Just 20 amino acids are used in natural living organisms, assembled in
different combinations to make the tens of thousands of different proteins
needed to sustain life.
Expanded palette
But Sebastian Greiss and Jason Chin have re-engineered the nematode
worm's gene-reading machinery to include a 21st amino acid, not found in
nature.
Dr Chin of the Medical Research Council's Laboratory of Molecular
Biology (where Francis Crick and James Watson first cracked the structure of
DNA) describes the technique as "potentially transformational":
designer proteins could be created that are entirely under the researchers'
control.
The development builds on techniques first developed at the Scripps
Research Institute, in La Jolla ,
US , where Dr
Chin worked 10 years ago.
The genetic code comes in four DNA letters, A,C,G and T; the genetic
machinery reads it in words three letters long, called codons, which stand for
the individual amino acid blocks to be built into a growing protein.
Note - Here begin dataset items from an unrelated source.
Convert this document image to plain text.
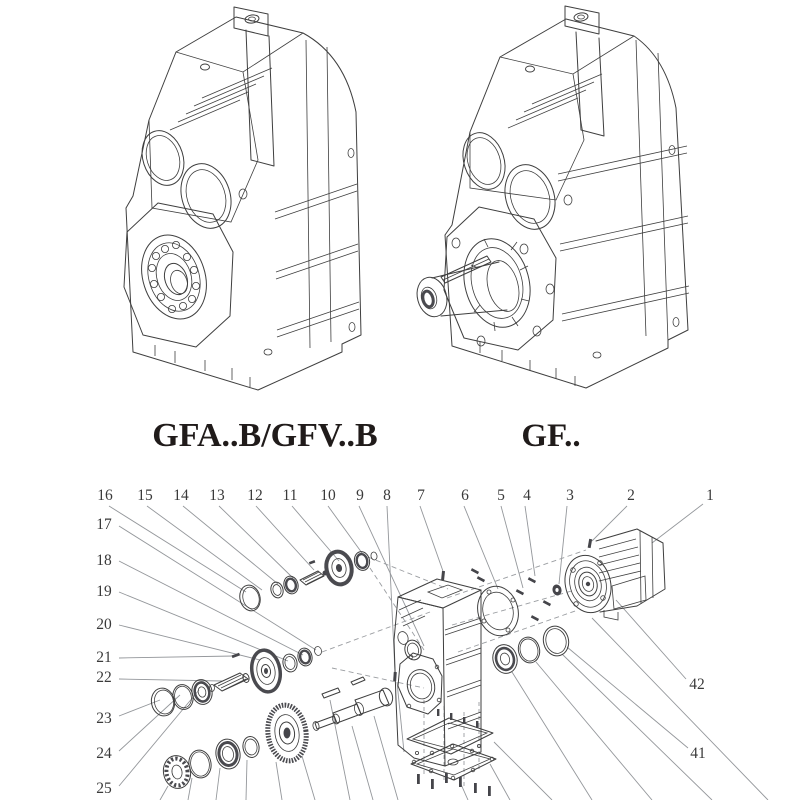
GFA..B/GFV..B	GF..
16 15 14 13 12 11 10 9 8 7 6 5 4 3	2	1
17
18
19
20
21
22
23
24
25
42
41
At Scripps, researchers showed in a paper in
PNAS how one of those three letter words could be re-assigned, so that
cells would read it as an instruction to incorporate an unnatural amino acid,
one not normally found in living organisms. But that was in the
bacterium E. coli; until now, no one had succeeded in doing the same in a
whole animal.
Jonathan Hodgkin, professor of genetics at Oxford University, welcomes
the new development, saying it "creates exciting new opportunities for
research on C. elegans".
New tricks
Closer to home, Dr Mario de Bono, an expert on C elegans, who is
also at the Laboratory of Molecular Biology, predicts "this sort of news
travels like wildfire" among research biologists, adding that the
method could be applied to a wide range of animals.
So far it is just a proof of principle - the artificial protein that
is produced in every cell of the nematode worm's tiny body contains a
fluorescent dye that glows cherry red under ultraviolet light. If the genetic
trick failed, there would be no glow.
But Dr Chin says any artificial amino acid could be chosen to produce
specific new properties. Dr de Bono suggests the approach could now be used to
introduce into organisms designer proteins that could be controlled by light.
Indeed, the two are planning to collaborate on a detailed study of
neural cells in the nematode brain, aiming to activate or deactivate individual
neurons in precise ways with tiny laser flashes.
Dr Chin rather modestly admits he's "incredibly pleased" to
have succeeded in a project he had avoided until a year and a half ago, for
fear that other well-established competitors would get there quicker.
On the other hand, Dr de Bono compares the invention with the Nobel-prize
winning work on green fluorescent protein, which are now part of the
standard kit in biology labs across the world.